Belgian technology targets UK
OVAM, the Flemish equivalent of the UK's Environment Agency, was first given powers to enforce clean-up of contaminated sites by a Parliamentary Waste Decree of 1981. In the UK, by contrast, similar powers will only come into force with the implementation of Part IIA of the 1990 Environmental Protection Act - due this Summer. In short? The Belgians are coming.
OEC boasts a full multi-disciplinary capability for major soil and groundwater remediation projects, specialising in turnkey, integrated solutions. Its core activities include ex-situ and in-situ treatments of water, soil and silt, site remediation and recycling, and landfill construction and capping.
The company's technological armoury includes award-winning mobile and semi-mobile soil and groundwater treatment and recycling facilities; in-situ and ex-situ bioremediation and physico-chemical techniques; and advanced technologies for removal of heavy metals such as bi-polar electrolysis and Metasorb, a new granular adsorbent for large-scale water decontamination projects.
Soils NV, an OEC sister company operating in Belgium, has demonstrated that bipolar electrolysis is a cost-effective option for the removal of arsenic and other heavy metal contaminants from groundwater. A pilot project at a heavily contaminated zinc refinery site, for a large Belgian non-ferrous metals group, centred on an area which served as an industrial landfill for over 100 years. Leachate has contaminated the groundwater with high levels of arsenic, zinc and cadmium, to depths of up to 80m.
The new research was undertaken in close association with IWT, the Flemish Institute for Scientific and Technological Research. This extensive body of work has confirmed the relative insensitivity of bipolar electrolysis to the complex composition of contaminated groundwaters - a factor that has underpinned its successful use.
The system is based on the separation of anode and cathode in the electrolysis cell by means of a bipolar electrode, creating a cathode and anode cell. Both cells are divided by membranes, forming four distinct compartments. By applying an appropriate electric current and varying the make-up of the membranes and electrodes, the electro-chemical conditions in each compartment may be finely adjusted. Metals such as copper, cadmium, zinc and lead may be precipitated as hydroxides. Mercury can be removed as a carbonate, while arsenic can be precipitated in the form of arsenates.
The prototype bipolar electrolysis unit, with a capacity of 20m3/hr, has been in operation for the past twelve months, demonstrating that it would be possible to build and successfully operate - over an extended period of years, if necessary - a large-scale, high efficiency bipolar electrolysis decontamination system. Success at the pilot site will encourage the large-scale application of bipolar electrolysis at other contaminated sites in Western Europe.

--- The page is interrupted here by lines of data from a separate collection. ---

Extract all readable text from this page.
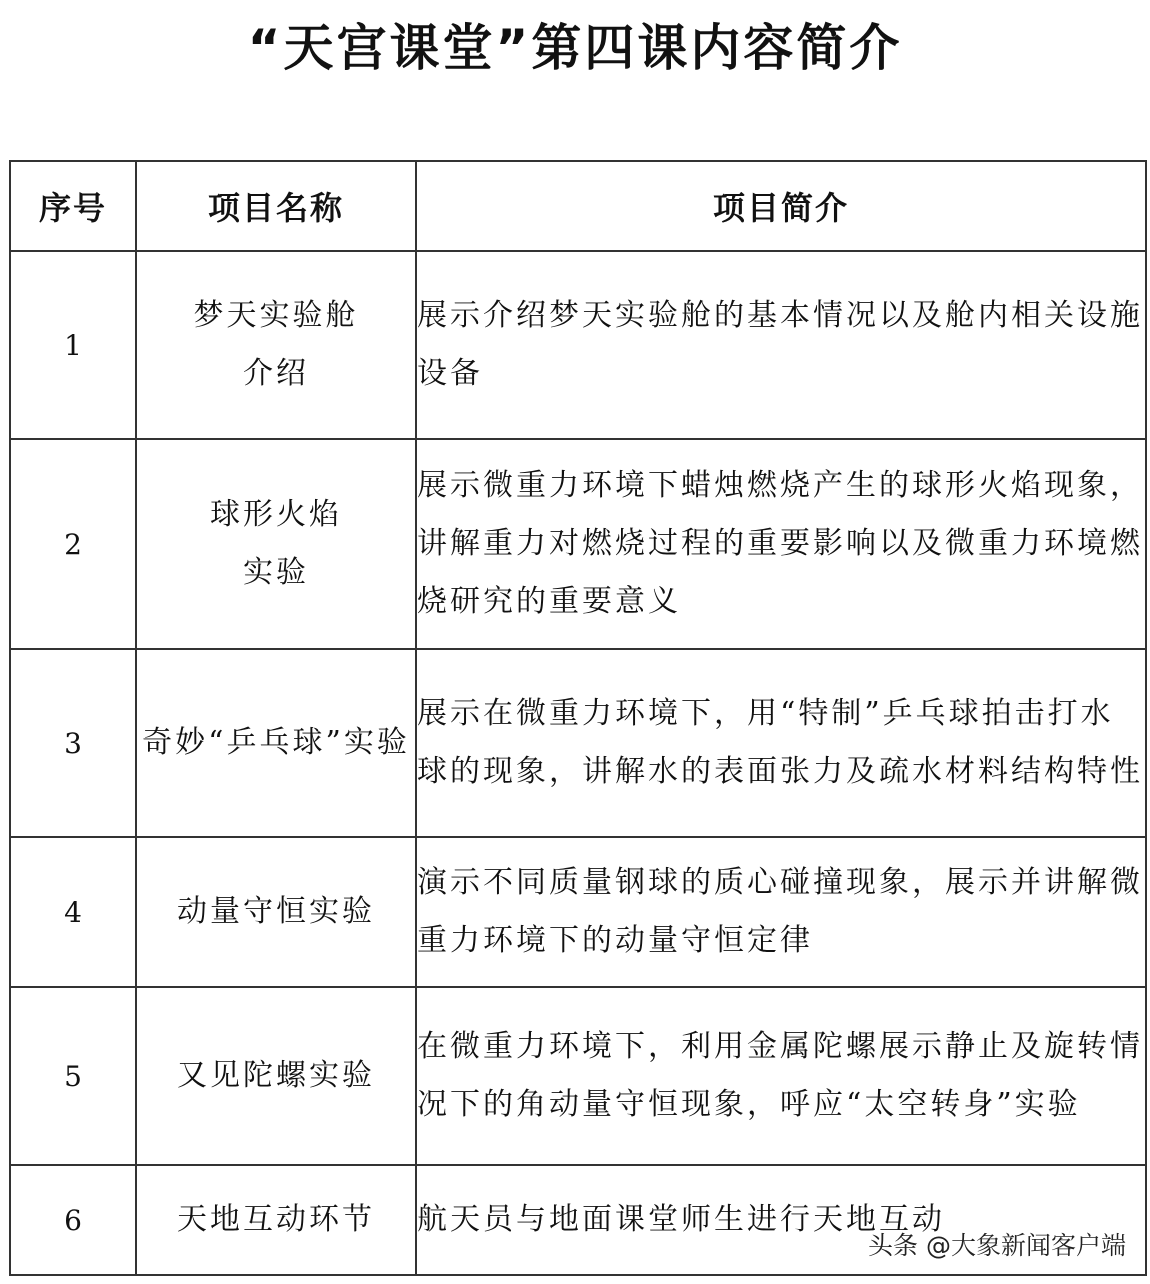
“天宫课堂”第四课内容简介
序号	项目名称	项目简介
1	梦天实验舱介绍	展示介绍梦天实验舱的基本情况以及舱内相关设施设备
2	球形火焰实验	展示微重力环境下蜡烛燃烧产生的球形火焰现象，讲解重力对燃烧过程的重要影响以及微重力环境燃烧研究的重要意义
3	奇妙“乒乓球”实验	展示在微重力环境下，用“特制”乒乓球拍击打水球的现象，讲解水的表面张力及疏水材料结构特性
4	动量守恒实验	演示不同质量钢球的质心碰撞现象，展示并讲解微重力环境下的动量守恒定律
5	又见陀螺实验	在微重力环境下，利用金属陀螺展示静止及旋转情况下的角动量守恒现象，呼应“太空转身”实验
6	天地互动环节	航天员与地面课堂师生进行天地互动
头条 @大象新闻客户端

Project manager Stany Pensaert says: "Removal of arsenic to levels specified in new groundwater quality standards is a major challenge. Arsenic behaves very differently from other metal pollutants, as it is dissolved in anionic form (arsenite or arsenate) and cannot be precipitated as a hydroxide. Most traditional techniques rely on an insoluble arsenate, such as ferric or calcium arsenate. Our technology is based on oxidizing arsenite into arsenate, which reacts with ferric ions brought into solution by electrolytical dissolution of an iron anode."
The pilot unit exceeded expectations, reducing arsenic levels in groundwater from 0.6mg/l to below 0.02mg/l, seven per cent above the baseline requirement of 90%. The best that could be hoped for from traditional approaches would be 0.1mg/l. Zinc and cadmium levels were also reduced to dramatically low levels. The demand for power ran at below 1.2kWhr/m3 of groundwater - at a cost of around 12p/m3. Cost-efficiency would be even better for a larger system, with a capacity of perhaps 200m3/hr.
Further innovations developed in-house by DEME specialists, and now offered by OEC on the UK market, include a highly efficient pumping system for extraction of pure product from water tables, pump and heat techniques, sparging, horizontal drainage installation techniques for sludge consolidation, and hydrobotanic facilities for cost-effective small-scale wastewater treatment. Several of these "alternative" facilities, using floating reed beds to extract impurities, are operating successfully on commercial contracts in Belgium.
OEC Technical and Commercial Executive Ivo Pallemans says: "We are actively seeking project partnerships with private or public organisations in the UK to implement our know-how on contaminated soil, sludge and groundwater treatment, remediation and restoration of industrial sites, waste management, construction of confined disposal sites, and engineering, installation and operation of soil and sludge treatment/recycling centres."